La périodicité des événements célestes (2/3)
Les cycles solaire et lunaire
Si ces trois centres de civilisation attribuèrent au Soleil un rôle prépondérant, celui de calibrateur de l'année, deux autres populations de grande culture astronomique également, la Mésopotamie et la Chine, lui préférèrent en revanche la Lune. La durée de ce cycle fit d'ailleurs l'objet d'une détermination très précise de la part des Babyloniens : l'un d'eux, Naburi'annu (fin du IIIème siècle avant notre ère) estima en effet la durée du mois synodique, soit le laps de temps s'écoulant entre deux lunaisons successives, à 29,530641 jours, ce qui est très proche de la valeur actuellement admise : 29,53058 jours. Tout comme le cycle solaire était jalonné de quatre événements principaux - solstice d'été, équinoxe d'automne, solstice d'hiver et équinoxe de printemps -, le cycle lunaire était décomposé en quatre phases : premier croissant, pleine lune, dernier croissant et lune noire. Avec la première visibilité du croissant de Lune dans les lueurs du Soleil couchant débutait la phase de la nouvelle Lune. Aux 12 mois de 30 jours chacun régissant le calendrier mésopotamien était ajouté un 13ème mois censé tenir compte du quart de jour supplémentaire. Il fallut toutefois attendre le VIème siècle avant notre ère pour que des règles précises régissent l'addition de ce 13ème mois. En l'an 385 avant notre ère, il fut finalement remplacé par 7 intercalations en 19 ans, ce qui conféra à ce calendrier un caractère luni-solaire, à l'image de celui en vigueur alors en Chine. La détermination précoce de la durée du cycle de Métos (19 ans), ce laps de temps au terme duquel le Soleil et la Lune occupent les mèmes positions relatives, explique fort bien la nature du calendrier chinois : un calendrier lunaire - 12 lunaisons alternativement constituées de 29 et 30 jours -, que l'adjonction de mois intercalaires permettait d'accorder avec l'année astronomique, d'une durée de 365,25 jours. Cette durée, ils la déduisirent de la découverte de ce cycle de 60 années, exactement constitué de 21915 jours. Fidèles à leur système de division sexagésimale, ils divisèrent par ailleurs le jour en soixantièmes, soit en intervalles de temps d'une durée de 24 minutes chacun.

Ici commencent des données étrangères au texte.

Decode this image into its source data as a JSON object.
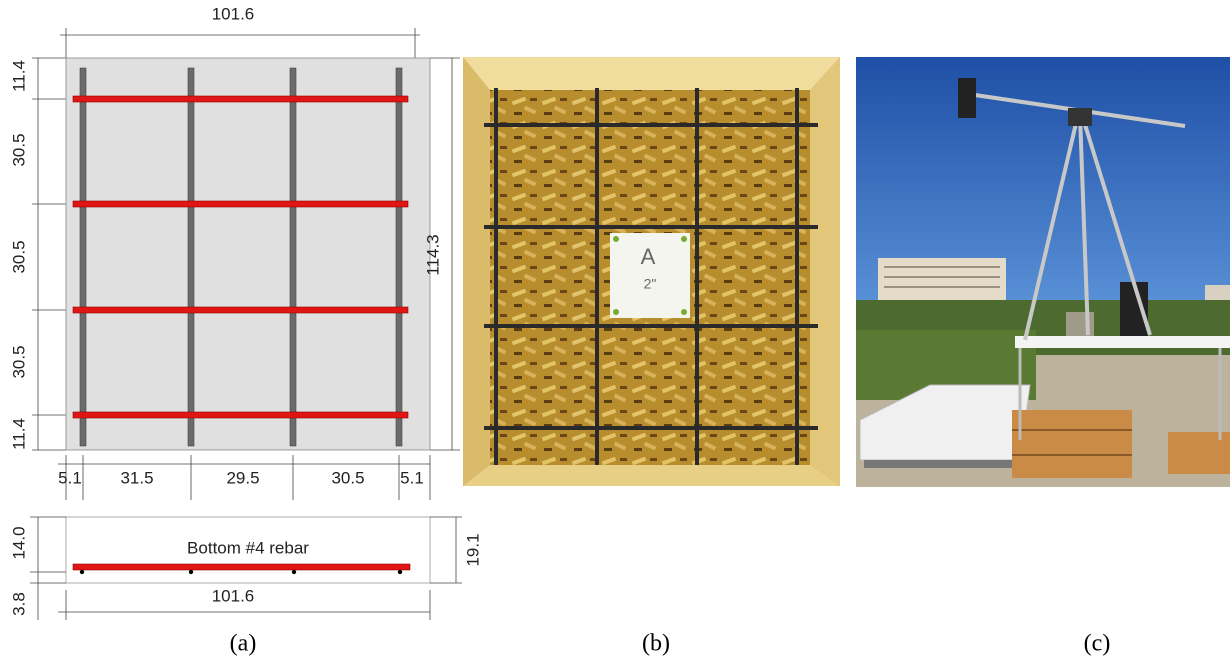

Les cycles solaire et stellaire
En Egypte, le début de chaque décade de l'année solaire était conditionné par le lever héliaque d'une étoile donnée, soit par sa réapparition dans les lueurs de l'aube, après qu'elle soit demeurée invisible quelque 70 jours durant - preuve que l'astronomie stellaire y était fort développée également. Non seulement les cycles solaire et lunaire y étaient comme partout ailleurs observés, mais également les cycles stellaires. Les cycles solaire et stellaire se révélèrent parfois mème parfaitement complémentaires l'un de l'autre. Ainsi le lever héliaque de l'étoile Sirius (sopedet) sanctionnait-il le début de l'année solaire et en établissait-il la durée précise : 365,25 jours. Tous les quatre ans, un tel événement céleste se trouvait donc différé d'une journée entière. Il aurait suffi alors aux prètres-astronomes de l'ancienne Egypte de tenir compte de ce "retard" pour ajuster leur calendrier solaire. Pour différentes raisons toutefois, ils laissèrent le calendrier civil "vagabonder" d'année en année, jusqu'à ce qu'il coïncide de nouveau avec le calendrier religieux basé, lui, sur le lever héliaque de l'étoile Sirius, quelques 1460 années plus tard, soit au terme d'une période sothiaque. Alors "le temps des hommes rejoignait celui des dieux".